South Africa hear music, India face it

With World Cup not too far away, things don?t look just bad for India, they look terrible, writes Kadambari Murali.

india Updated: Nov 24, 2006 14:43 IST

As the South African cricketers, all freshly scrubbed, walked into the Durban team hotel’s bar on Wednesday night for a celebratory drink — after all, they had finished work very early — a raucous group sitting there, singing an apparently bawdy Afrikaans song to the tune of the Beatles classic Ob-La-Di, Ob-La-Da, burst into a rousing cheer.

South African skipper Graeme Smith good-naturedly agreed to down the tequila shot he was offered and went back to his gathering gang of mates.

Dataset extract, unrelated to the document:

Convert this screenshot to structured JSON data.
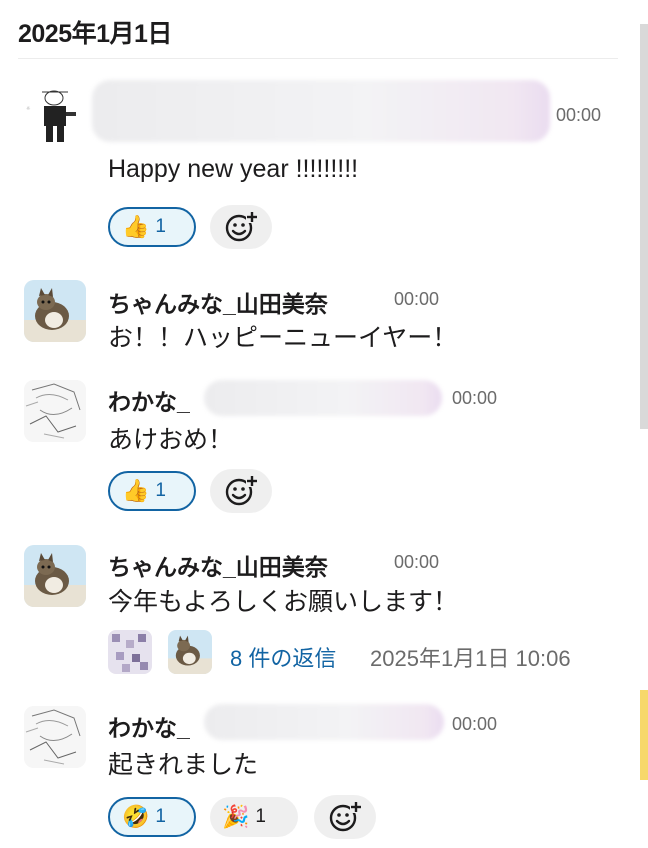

The mood was upbeat and the atmosphere decidedly congenial as the Indians present were ribbed about how their cricket team had collapsed. But as Ranjee, a South African Indian present there put it, “After a point, it isn’t funny. It is just so sad”.

And for those of us who are following the Indian team on their African safari, that is exactly what this 157-run loss, India’s lowest score in South Africa, was — very depressing.

Hop, skid and slump

There are 11 games left (weather allowing) till the World Cup, three more here and four each against the West Indies and Sri Lanka at home, so this is more or less the midway stage of the run-up to cricket’s mega-event. And things don’t just look bad, they look terrible!

On Wednesday, man-of-the-match Jacques Kallis remarked that it wasn’t a free-scoring wicket. “It just needed someone to bat through the innings and the others to bat around him.” In India’s case, forget yesterday, that hasn’t happened almost right through this season.

Take this statistic: India have just two centuries in the 12 completed games they’ve played so far since the start of the West Indies tour in the summer gone by. The 105 by Rahul Dravid in the Windies tour opener, the only game India won there and the 141* by Sachin Tendulkar in Kuala Lumpur, a game India lost to the Windies on D/L equations.

Then, counting the loss at Kingsmead last evening, India have now lost a whopping nine of these 12 games, making this, potentially, their worst one-day year ever in a very long time. And this is not counting the game against Australia where they were 35 for 5 in Kuala Lumpur when the rains came down and ended their misery without putting another humiliating loss against their name. But by the end of the South Africa tour, if they bat like they batted on Wednesday night, that potential would have become a nightmarish reality.

There are too many questions and too few answers forthcoming. We hear of processes and the rest from the team management but even making leeway for these processes to take some time, there has to be some line drawn somewhere and the question asked — when will the results start showing?

Dravid has indicated more than once (including after yesterday’s loss) that this ragged group of players he leads, itself uncertain about what is happening, is more or less the team who will represent India in the World Cup. “There is nothing much new we can do,” he said. “What players we have, we have, we just have to make them improve, they have to play better.” That begs the question, how?

The Indian skipper said his players would just have to get into the nets and practice and come up with solutions, even individually, as to how to counter the South African bowling that they would have to face right through the summer here. “We need to be looking for solutions and finding the answers”.

Well, exactly but again, how? That is what the team management and batsmen have apparently been doing right from the West Indies and nothing seems to be sorting itself out. In any case, there is no time to get into the nets here — there are games every Wednesday and Sunday in different places and flying time in between. So is this tour then, a goner?

One hopes not but it would need a special effort from someone (and it would probably have to be Dravid himself or Tendulkar) to dig India out of this mess. “Just being disappointed or disheartened won’t help,” Dravid added, “The way forward is to keep improving from here, from learning the lessons and learning quickly, because if we don’t, it will be a tough tour for now.”

That could well turn out to be the understatement of the season.